Monday: chest, Tuesday: shoulders, Wednesday: legs. Sound familiar?

Ever noticed people in the gym performing the same body part workouts on the same days, using the same exercises and the same weights… and often look the same?  This is where this week’s blog comes into play, are you familiar with a push/ pull workout….?

**Some coaches (myself included) recommend performing more pulling than pushing. As a society with poor posture and overused chest days, there’s a demand for extra back work. Plus, a stronger back will support athletic performance.

But what is a Push and Pull Workout Routine?

A push workout contracts your muscles when weight is being pushed away from your body, meaning the work is done when the muscle contracts as you push. The primary muscles in a push workout includes chest, triceps, quadriceps, calves, and shoulders. E.g. of  push-ups, squats, and the shoulder press.

A pull workout is the exact opposite. Pull exercises are those where the muscles contract when weight is being pulled towards your body, meaning the work is done when the muscle contracts when you pull. The primary muscles in a pull workout includes all back muscles, biceps, hamstrings, obliques and trapezius. Examples of pull exercises are pull-ups, back rows, dead lifts, rear shoulder flys and bicep curls.

But Why….?

Push, pull and legs is a very simple, yet effective training split for anyone, ranging from those picking up their first barbell to hardened gym veterans. The reason it works so well is that it places more emphasis on multi-joint compound (think recruiting more muscles and larger muscle groups)  exercises than on isolation-based exercises. Don’t expect set after set of pec deck and preacher curls in this program. The main reason for the majority of these workouts being comprised of compound exercises is exercises like barbell bench press, squats and dead lifts offer the most ‘bang for your buck’. They involve multiple muscle groups and allow the most room for progression of reps and weight.

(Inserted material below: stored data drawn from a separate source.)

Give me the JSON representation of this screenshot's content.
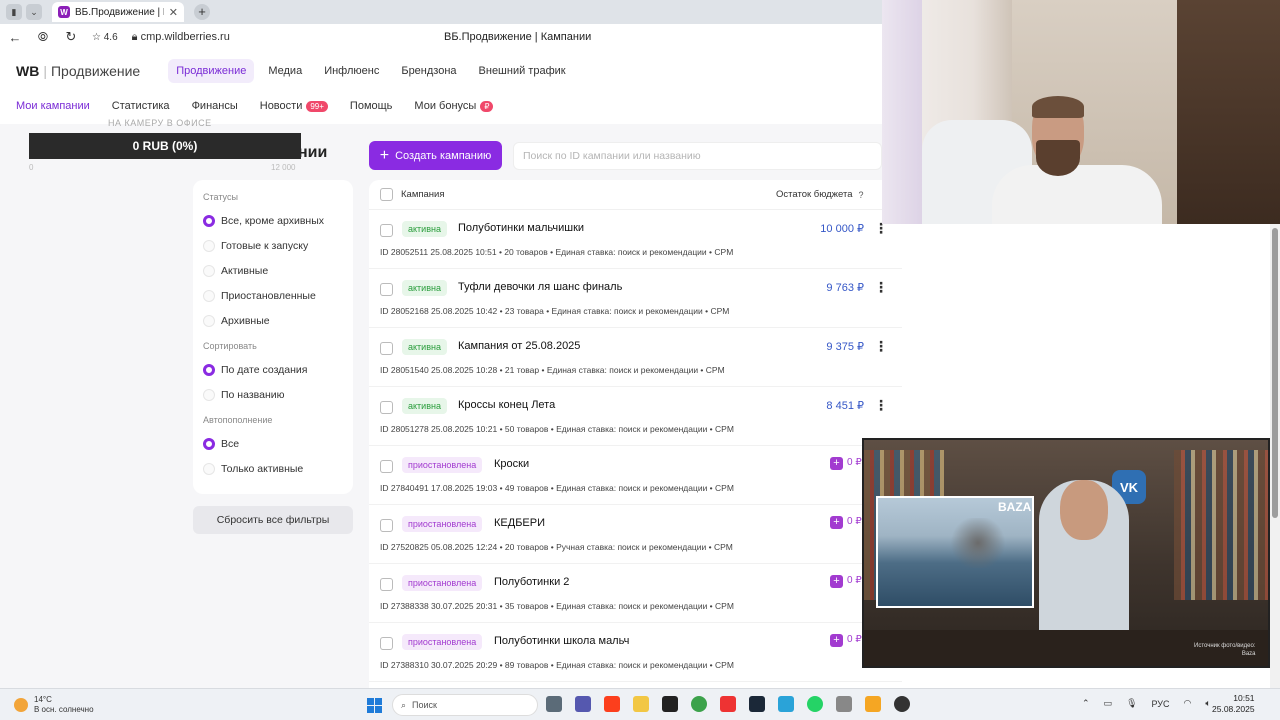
{
  "browser": {
    "tab_title": "ВБ.Продвижение | Кам",
    "favicon": "W",
    "rating": "4.6",
    "url": "cmp.wildberries.ru",
    "page_title": "ВБ.Продвижение | Кампании"
  },
  "app": {
    "logo_wb": "WB",
    "logo_name": "Продвижение",
    "topnav": [
      "Продвижение",
      "Медиа",
      "Инфлюенс",
      "Брендзона",
      "Внешний трафик"
    ],
    "subnav": [
      {
        "label": "Мои кампании",
        "badge": ""
      },
      {
        "label": "Статистика",
        "badge": ""
      },
      {
        "label": "Финансы",
        "badge": ""
      },
      {
        "label": "Новости",
        "badge": "99+"
      },
      {
        "label": "Помощь",
        "badge": ""
      },
      {
        "label": "Мои бонусы",
        "badge": "₽"
      }
    ]
  },
  "overlay": {
    "label": "НА КАМЕРУ В ОФИСЕ",
    "value": "0 RUB (0%)",
    "min": "0",
    "max": "12 000",
    "heading_fragment": "нии"
  },
  "toolbar": {
    "create_label": "Создать кампанию",
    "search_placeholder": "Поиск по ID кампании или названию"
  },
  "filters": {
    "statuses_title": "Статусы",
    "statuses": [
      "Все, кроме архивных",
      "Готовые к запуску",
      "Активные",
      "Приостановленные",
      "Архивные"
    ],
    "sort_title": "Сортировать",
    "sort": [
      "По дате создания",
      "По названию"
    ],
    "autofill_title": "Автопополнение",
    "autofill": [
      "Все",
      "Только активные"
    ],
    "reset_label": "Сбросить все фильтры"
  },
  "table": {
    "col_campaign": "Кампания",
    "col_budget": "Остаток бюджета",
    "rows": [
      {
        "status": "активна",
        "kind": "active",
        "name": "Полуботинки мальчишки",
        "meta": "ID 28052511   25.08.2025 10:51  •  20 товаров  •  Единая ставка: поиск и рекомендации  •  CPM",
        "budget": "10 000 ₽"
      },
      {
        "status": "активна",
        "kind": "active",
        "name": "Туфли девочки ля шанс финаль",
        "meta": "ID 28052168   25.08.2025 10:42  •  23 товара  •  Единая ставка: поиск и рекомендации  •  CPM",
        "budget": "9 763 ₽"
      },
      {
        "status": "активна",
        "kind": "active",
        "name": "Кампания от 25.08.2025",
        "meta": "ID 28051540   25.08.2025 10:28  •  21 товар  •  Единая ставка: поиск и рекомендации  •  CPM",
        "budget": "9 375 ₽"
      },
      {
        "status": "активна",
        "kind": "active",
        "name": "Кроссы конец Лета",
        "meta": "ID 28051278   25.08.2025 10:21  •  50 товаров  •  Единая ставка: поиск и рекомендации  •  CPM",
        "budget": "8 451 ₽"
      },
      {
        "status": "приостановлена",
        "kind": "paused",
        "name": "Кроски",
        "meta": "ID 27840491   17.08.2025 19:03  •  49 товаров  •  Единая ставка: поиск и рекомендации  •  CPM",
        "budget": "0 ₽"
      },
      {
        "status": "приостановлена",
        "kind": "paused",
        "name": "КЕДБЕРИ",
        "meta": "ID 27520825   05.08.2025 12:24  •  20 товаров  •  Ручная ставка: поиск и рекомендации  •  CPM",
        "budget": "0 ₽"
      },
      {
        "status": "приостановлена",
        "kind": "paused",
        "name": "Полуботинки 2",
        "meta": "ID 27388338   30.07.2025 20:31  •  35 товаров  •  Единая ставка: поиск и рекомендации  •  CPM",
        "budget": "0 ₽"
      },
      {
        "status": "приостановлена",
        "kind": "paused",
        "name": "Полуботинки школа мальч",
        "meta": "ID 27388310   30.07.2025 20:29  •  89 товаров  •  Единая ставка: поиск и рекомендации  •  CPM",
        "budget": "0 ₽"
      }
    ]
  },
  "video": {
    "baza": "BAZA",
    "vk": "VK",
    "credit_line1": "Источник фото/видео:",
    "credit_line2": "Baza"
  },
  "taskbar": {
    "temp": "14°C",
    "weather": "В осн. солнечно",
    "search": "Поиск",
    "lang": "РУС",
    "time": "10:51",
    "date": "25.08.2025"
  },
  "colors": {
    "accent": "#8a2be2",
    "active": "#2a9d3c",
    "paused": "#a23bd0",
    "budget": "#3557c7"
  }
}
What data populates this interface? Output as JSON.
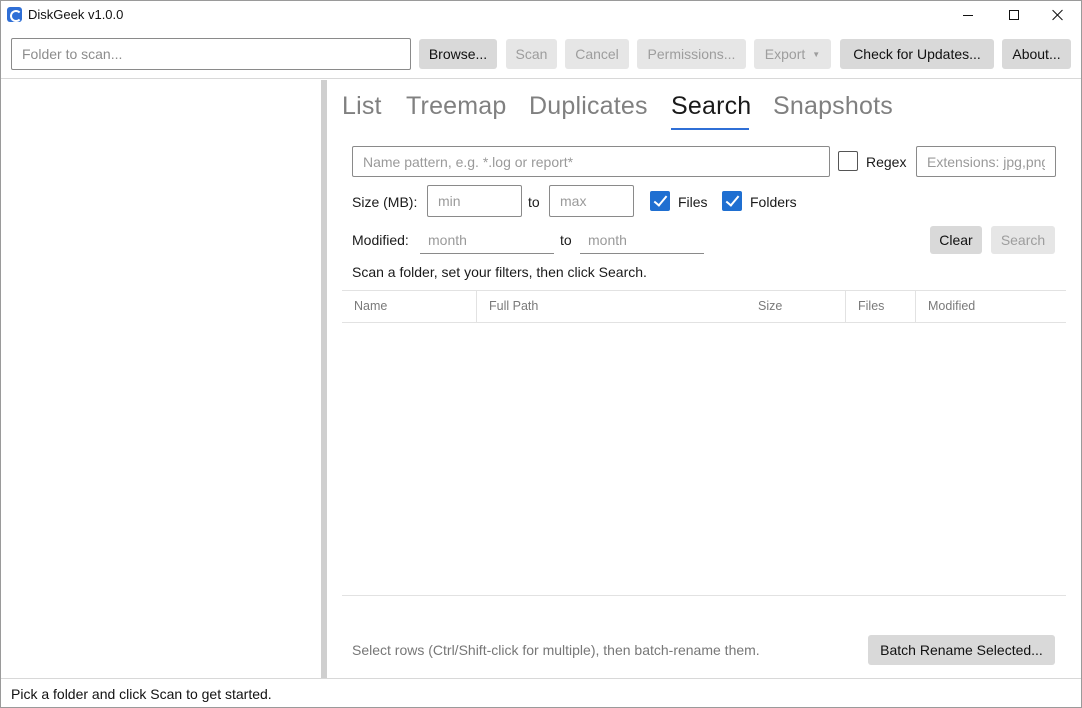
{
  "window": {
    "title": "DiskGeek v1.0.0",
    "icon": "app-icon",
    "controls": [
      "minimize-icon",
      "maximize-icon",
      "close-icon"
    ]
  },
  "toolbar": {
    "folder_placeholder": "Folder to scan...",
    "browse_label": "Browse...",
    "scan_label": "Scan",
    "cancel_label": "Cancel",
    "permissions_label": "Permissions...",
    "export_label": "Export",
    "export_caret": "▼",
    "updates_label": "Check for Updates...",
    "about_label": "About..."
  },
  "tabs": [
    {
      "label": "List"
    },
    {
      "label": "Treemap"
    },
    {
      "label": "Duplicates"
    },
    {
      "label": "Search",
      "active": true
    },
    {
      "label": "Snapshots"
    }
  ],
  "search": {
    "name_placeholder": "Name pattern, e.g. *.log or report*",
    "regex_label": "Regex",
    "regex_checked": false,
    "extensions_placeholder": "Extensions: jpg,png",
    "size_label": "Size (MB):",
    "min_placeholder": "min",
    "to_label": "to",
    "max_placeholder": "max",
    "files_label": "Files",
    "files_checked": true,
    "folders_label": "Folders",
    "folders_checked": true,
    "modified_label": "Modified:",
    "month_from_placeholder": "month",
    "month_to_placeholder": "month",
    "clear_label": "Clear",
    "search_label": "Search",
    "hint": "Scan a folder, set your filters, then click Search."
  },
  "results": {
    "columns": [
      "Name",
      "Full Path",
      "Size",
      "Files",
      "Modified"
    ],
    "rows": []
  },
  "footer": {
    "hint": "Select rows (Ctrl/Shift-click for multiple), then batch-rename them.",
    "batch_label": "Batch Rename Selected..."
  },
  "status": {
    "text": "Pick a folder and click Scan to get started."
  },
  "colors": {
    "accent": "#2f6fd6",
    "checkbox": "#1f6fd1",
    "button_bg": "#d9d9d9",
    "button_disabled_bg": "#e6e6e6",
    "disabled_text": "#9d9d9d",
    "splitter": "#cfcfcf"
  }
}
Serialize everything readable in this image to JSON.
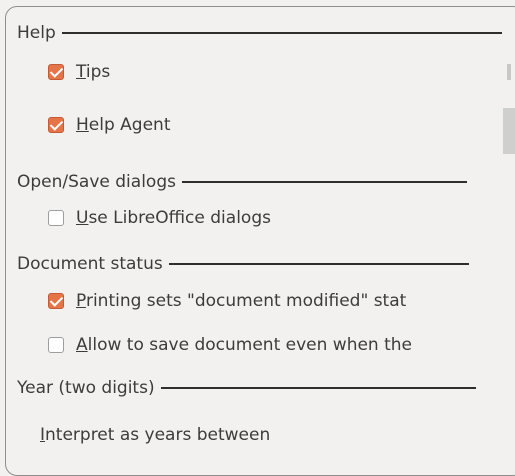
{
  "sections": {
    "help": {
      "title": "Help",
      "options": [
        {
          "first": "T",
          "rest": "ips",
          "checked": true
        },
        {
          "first": "H",
          "rest": "elp Agent",
          "checked": true
        }
      ]
    },
    "open_save": {
      "title": "Open/Save dialogs",
      "options": [
        {
          "first": "U",
          "rest": "se LibreOffice dialogs",
          "checked": false
        }
      ]
    },
    "document_status": {
      "title": "Document status",
      "options": [
        {
          "first": "P",
          "rest": "rinting sets \"document modified\" stat",
          "checked": true
        },
        {
          "first": "A",
          "rest": "llow to save document even when the",
          "checked": false
        }
      ]
    },
    "year": {
      "title": "Year (two digits)",
      "interpret_first": "I",
      "interpret_rest": "nterpret as years between"
    }
  },
  "colors": {
    "accent": "#e57449",
    "text": "#3c3c3c",
    "background": "#f2f1ef"
  }
}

Benefits of a Push/Pull Routine

  • Extra rest – When you group exercises into similar movements, you help the body fully recover. For example, when you have a chest and shoulder day, your delts could hurt performance due to fatigue (if not programmed thoughtfully).
  • Foundation builder – Newer lifters can benefit from push  pull workouts because they focus on the body holistically in a lot of cases (ample big movements), 
  • Goal oriented – Advanced lifters can also benefit from push pull workouts from splitting upper and lower body days into very specific manners. For example, if you keep missing the top portion of pressing movements, you could cater a whole upper push day into remedying that issue.
  • Less time consuming (BIG PLUS!) – Less time working out = more time doing other things Creates muscle balance – dividing our muscles into different days can lead to imbalance. The most common is overworking our chest versus our back creating a hunch in the shoulders and upper back.(How many of us spend endless hours in front of a computer, looking at our phones or staring at the tv ) With a simple pushing and pulling workout we create a more balanced physique.
  • Promotes injury prevention – Overtraining major muscle groups are a common way to injure yourself. Balancing push and pull moves will help you not to overwork and stress your muscles and give you plenty of recovery time between workouts.
  • Increases muscle mass in ALL muscle groups – A push and pull routine increases time spent on all muscle groups (yes this means not just one leg day!)

A Sample Push/Pull/Legs Split Routine

Here’s a great sample workout plan which often add into my training cycle it’s a well-structured and properly balanced programme

Workout 1 – Push

  • Bench Press 3 X 5 – 7
  • Seated Dumbbell Shoulder Press 3 X 6 – 8
  • Incline Dumbbell Press 3 X 8 – 10
  • Side Lateral Raises 2 X 10 – 12
  • Triceps Press downs 2 X 8 – 10
  • Overhead Triceps Extension 2 X 8 – 10

Workout 2 – Pull

  • Bent-over Row 3 X 5 – 7
  • Pull Ups 3 X 6 – 8
  • Barbell Shrugs 3 X 8 – 10
  • Face Pulls 2 X 10 – 12
  • Barbell Curl 2 X 8 – 10
  • Dumbbell Hammer Curl 2 X 8 – 10

Workout 3 – Legs/Abs

  • Squats 3 X 6 – 8
  • Romanian Dead lifts 2 X 8 – 10
  • Leg Press 2 X 10 – 12
  • Leg Curl 2 X 10 – 12
  • Calf Raise 4 X 8 – 10
  • Hanging Leg Raise 2 X 10 – 15

If you're exercising regularly with  a specific goal in mind, but are still not seeing results after endless hours of training, Ask yourself why ?  Do you mix your programming up,  are you incorporating your weaknesses into your training as well as your strengths, are you following a balanced programme, do your goals meet this programme. 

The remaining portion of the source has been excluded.